- Born: 1967 (age 58–59)
- Occupations: Investigative journalist; science fiction writer;
- Years active: 1984–present
- Known for: Investigations into the Polnord affair

= Leszek Kraskowski =

Polish investigative journalist, publicist, and science fiction writer

Leszek Kraskowski (born 1967) is a Polish investigative journalist and science fiction writer.

==Career==
Leszek Kraskowski was born in 1967. He made his debut with science-fiction stories in the Polish literary monthly "Fantastyka" in 1984–1988. They were also published by the Łódź social and literary weekly "Odgłosy" in 1984–1985. Kraskowski's short story entitled "Inspekcja", submitted to a literary competition organized by "Fantastyka", was distinguished and published in the anthology "Trzecia brama" in 1987.

Kraskowski made his debut as a journalist in 1990 in the Łódź supplement of "Gazeta Wyborcza". Then he published in the "Dziennik Łódzki". As an investigative journalist, he wrote for "Rzeczpospolita", "Wprost", "Dziennik" and "Super Express".

In 2000 he received the Polish Watergate Award of the Association of Polish Journalists (SDP), and in 2007 the Grand Press and MediaTory awards.

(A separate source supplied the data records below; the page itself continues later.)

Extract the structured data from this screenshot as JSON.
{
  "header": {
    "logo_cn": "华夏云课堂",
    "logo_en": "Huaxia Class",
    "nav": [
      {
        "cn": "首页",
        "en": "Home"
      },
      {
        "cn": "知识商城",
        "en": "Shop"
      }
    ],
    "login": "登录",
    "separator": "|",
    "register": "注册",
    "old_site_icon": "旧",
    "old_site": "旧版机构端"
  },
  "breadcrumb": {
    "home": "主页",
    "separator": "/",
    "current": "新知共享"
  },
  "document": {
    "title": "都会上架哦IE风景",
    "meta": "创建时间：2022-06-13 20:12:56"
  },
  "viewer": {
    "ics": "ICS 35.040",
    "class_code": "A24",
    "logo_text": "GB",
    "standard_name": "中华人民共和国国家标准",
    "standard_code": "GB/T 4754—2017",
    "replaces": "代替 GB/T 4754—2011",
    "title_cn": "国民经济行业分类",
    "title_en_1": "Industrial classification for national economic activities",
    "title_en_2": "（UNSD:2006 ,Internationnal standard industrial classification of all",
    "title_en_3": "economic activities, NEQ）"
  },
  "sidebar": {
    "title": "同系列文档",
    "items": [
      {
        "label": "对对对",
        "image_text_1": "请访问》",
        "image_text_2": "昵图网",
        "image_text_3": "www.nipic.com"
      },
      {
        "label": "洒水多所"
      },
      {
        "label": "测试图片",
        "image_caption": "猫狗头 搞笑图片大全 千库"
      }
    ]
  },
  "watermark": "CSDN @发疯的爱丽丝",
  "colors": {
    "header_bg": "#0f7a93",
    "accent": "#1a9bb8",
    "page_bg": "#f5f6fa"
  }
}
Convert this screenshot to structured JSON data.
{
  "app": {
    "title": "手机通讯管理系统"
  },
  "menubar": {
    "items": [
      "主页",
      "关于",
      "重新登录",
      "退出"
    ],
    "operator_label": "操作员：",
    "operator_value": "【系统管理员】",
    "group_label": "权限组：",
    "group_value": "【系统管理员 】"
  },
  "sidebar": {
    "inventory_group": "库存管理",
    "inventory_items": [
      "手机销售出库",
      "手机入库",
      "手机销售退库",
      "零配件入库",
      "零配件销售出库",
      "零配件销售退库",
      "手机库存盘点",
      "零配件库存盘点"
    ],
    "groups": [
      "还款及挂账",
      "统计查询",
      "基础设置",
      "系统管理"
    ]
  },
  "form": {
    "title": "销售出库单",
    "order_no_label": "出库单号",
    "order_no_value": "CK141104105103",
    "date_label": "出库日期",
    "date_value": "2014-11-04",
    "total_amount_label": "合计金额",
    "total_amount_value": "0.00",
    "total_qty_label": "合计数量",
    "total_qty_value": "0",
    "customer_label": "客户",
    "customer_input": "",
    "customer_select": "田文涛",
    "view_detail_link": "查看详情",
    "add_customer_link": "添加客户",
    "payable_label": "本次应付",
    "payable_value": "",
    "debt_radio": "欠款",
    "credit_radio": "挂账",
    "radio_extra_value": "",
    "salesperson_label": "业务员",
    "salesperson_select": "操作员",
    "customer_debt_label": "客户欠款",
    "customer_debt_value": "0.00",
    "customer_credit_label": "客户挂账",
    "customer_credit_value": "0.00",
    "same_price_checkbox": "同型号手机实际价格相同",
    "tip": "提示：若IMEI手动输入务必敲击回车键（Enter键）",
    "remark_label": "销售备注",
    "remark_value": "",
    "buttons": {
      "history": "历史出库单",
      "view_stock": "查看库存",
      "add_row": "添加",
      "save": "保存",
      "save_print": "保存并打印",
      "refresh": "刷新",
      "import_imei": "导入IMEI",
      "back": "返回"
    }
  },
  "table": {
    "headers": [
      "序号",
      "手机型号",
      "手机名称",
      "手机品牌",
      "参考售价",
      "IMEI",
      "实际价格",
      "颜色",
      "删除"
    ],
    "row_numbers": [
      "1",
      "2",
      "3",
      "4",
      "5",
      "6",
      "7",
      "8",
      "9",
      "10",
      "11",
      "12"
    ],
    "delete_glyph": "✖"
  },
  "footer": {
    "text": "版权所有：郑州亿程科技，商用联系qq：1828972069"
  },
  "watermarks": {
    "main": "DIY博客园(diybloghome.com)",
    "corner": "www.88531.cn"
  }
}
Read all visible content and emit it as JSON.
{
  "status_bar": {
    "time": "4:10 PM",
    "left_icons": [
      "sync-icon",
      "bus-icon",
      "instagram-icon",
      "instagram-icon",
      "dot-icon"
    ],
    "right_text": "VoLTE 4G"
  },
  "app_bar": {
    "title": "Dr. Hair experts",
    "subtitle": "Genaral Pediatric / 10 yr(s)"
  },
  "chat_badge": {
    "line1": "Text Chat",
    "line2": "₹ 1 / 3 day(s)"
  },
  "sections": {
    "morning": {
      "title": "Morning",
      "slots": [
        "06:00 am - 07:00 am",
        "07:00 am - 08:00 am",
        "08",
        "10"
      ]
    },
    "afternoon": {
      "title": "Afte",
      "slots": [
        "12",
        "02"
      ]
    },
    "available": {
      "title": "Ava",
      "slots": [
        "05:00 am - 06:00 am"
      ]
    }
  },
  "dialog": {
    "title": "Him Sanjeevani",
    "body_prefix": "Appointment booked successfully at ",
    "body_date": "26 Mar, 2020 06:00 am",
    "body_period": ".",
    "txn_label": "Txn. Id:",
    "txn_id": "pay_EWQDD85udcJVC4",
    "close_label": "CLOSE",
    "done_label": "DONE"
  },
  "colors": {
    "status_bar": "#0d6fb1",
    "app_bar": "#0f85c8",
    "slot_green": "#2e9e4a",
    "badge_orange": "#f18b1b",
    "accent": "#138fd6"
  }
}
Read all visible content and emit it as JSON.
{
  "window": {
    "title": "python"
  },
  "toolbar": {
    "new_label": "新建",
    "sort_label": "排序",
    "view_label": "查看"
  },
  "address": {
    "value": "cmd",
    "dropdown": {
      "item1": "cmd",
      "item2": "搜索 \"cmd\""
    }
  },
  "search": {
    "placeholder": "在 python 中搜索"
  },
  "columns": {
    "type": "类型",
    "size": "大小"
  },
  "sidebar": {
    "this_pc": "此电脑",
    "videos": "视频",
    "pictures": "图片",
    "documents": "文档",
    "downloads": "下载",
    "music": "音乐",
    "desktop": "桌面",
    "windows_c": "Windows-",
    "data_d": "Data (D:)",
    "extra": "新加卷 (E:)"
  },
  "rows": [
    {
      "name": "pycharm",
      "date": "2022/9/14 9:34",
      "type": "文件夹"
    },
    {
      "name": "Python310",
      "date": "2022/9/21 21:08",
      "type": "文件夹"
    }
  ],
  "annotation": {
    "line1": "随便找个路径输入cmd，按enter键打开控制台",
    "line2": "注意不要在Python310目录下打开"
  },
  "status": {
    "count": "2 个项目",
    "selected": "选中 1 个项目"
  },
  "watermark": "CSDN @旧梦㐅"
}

Leszek Kraskowski was primarily involved in investigative journalism concerning corruption, abuse of power, irregularities in public administration and the links between business and politics. In his reports, he also described economic and criminal scandals, including the behind-the-scenes computerization of the Social Insurance Institution (ZUS) by Prokom Software SA, the Corhydron scandal in Jelfa Pharmaceutical Company, and corruption surrounding the Polish State Railways (the Sensus Group scandal). He wrote on the Polnord scandal (development company), the activities of individuals involved in the case, and examined investigative materials concerning financial transfers and the conduct of state institutions.

Kraskowski was an advisor to the Minister of Infrastructure and Construction, Andrzej Adamczyk.